The firm moved to a larger space last month, White said, and they were “happy to be able to have space” for the jurist to occupy. “He’ll be able to overlook his former digs at the courthouse,” White added.

Brown White was founded in 2005 by two former federal prosecutors. With Schiavelli, the firm will boast 12 attorneys.

Schiavelli, a onetime Stanford University football player, has been working full-time since returning to the court earlier this year following a full knee replacement, which he has described as successful. But he said he faces replacement of the other knee, as well as additional surgeries to treat injuries cased by a tumble he took from an escalator three years ago.

The judge served on the Los Angeles Superior Court from 1994 to 2000—he was presiding judge of the Appellate Division prior to his departure—and was appointed to the federal bench four years ago by President Bush.
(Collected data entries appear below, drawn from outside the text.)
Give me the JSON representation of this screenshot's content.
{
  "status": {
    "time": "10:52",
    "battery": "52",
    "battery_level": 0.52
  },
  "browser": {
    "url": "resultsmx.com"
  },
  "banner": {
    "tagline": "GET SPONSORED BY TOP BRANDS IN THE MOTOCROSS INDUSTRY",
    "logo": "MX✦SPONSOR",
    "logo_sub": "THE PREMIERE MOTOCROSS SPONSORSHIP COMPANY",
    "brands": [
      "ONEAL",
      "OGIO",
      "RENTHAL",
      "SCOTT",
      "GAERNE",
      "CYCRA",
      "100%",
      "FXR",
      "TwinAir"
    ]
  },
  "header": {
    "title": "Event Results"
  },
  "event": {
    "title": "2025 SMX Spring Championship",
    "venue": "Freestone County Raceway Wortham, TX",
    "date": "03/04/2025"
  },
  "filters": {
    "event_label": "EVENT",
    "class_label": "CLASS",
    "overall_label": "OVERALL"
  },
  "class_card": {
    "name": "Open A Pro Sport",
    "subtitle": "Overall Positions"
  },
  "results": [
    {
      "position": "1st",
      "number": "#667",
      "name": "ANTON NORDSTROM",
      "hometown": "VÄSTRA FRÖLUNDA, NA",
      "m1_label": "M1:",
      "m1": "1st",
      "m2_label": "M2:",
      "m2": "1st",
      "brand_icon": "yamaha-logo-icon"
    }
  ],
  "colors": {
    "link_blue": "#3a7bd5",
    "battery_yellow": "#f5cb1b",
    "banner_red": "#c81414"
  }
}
He resigned from the bench in order to boost his income by returning to law practice in light of his mother’s medical needs, and, following her death, was confirmed as a judge of the U.S. District Court of the Central District of California in 2004.

Much of his legal career was devoted to appellate work. After graduating from UCLA law school, he worked at O’Melveny & Myers before he became a partner at Ervin, Cohen & Jessup and later at Horvitz & Levy, where he was working at the time then-Gov. Pete Wilson tapped him for the bench.

When he returned to the private sector, it was as of counsel to the appellate group of Crosby Heafy Roach & May, which later merged into Reed Smith. He also worked as a private judge.

He is a past president of the Italian American Lawyers Association and served from 1980 to 1982 on the Board of Governors of the Association of Business Trial Lawyers. He also shared MetNews Person of the Year honors last year.

Schiavelli’s departure will create a second vacancy on the court, which is unlikely to be filled this year due to the pendency of federal elections. The president’s nominee for the current vacancy, Orange Superior Court Judge James Rogan, has not received a hearing by the Senate Judiciary Committee.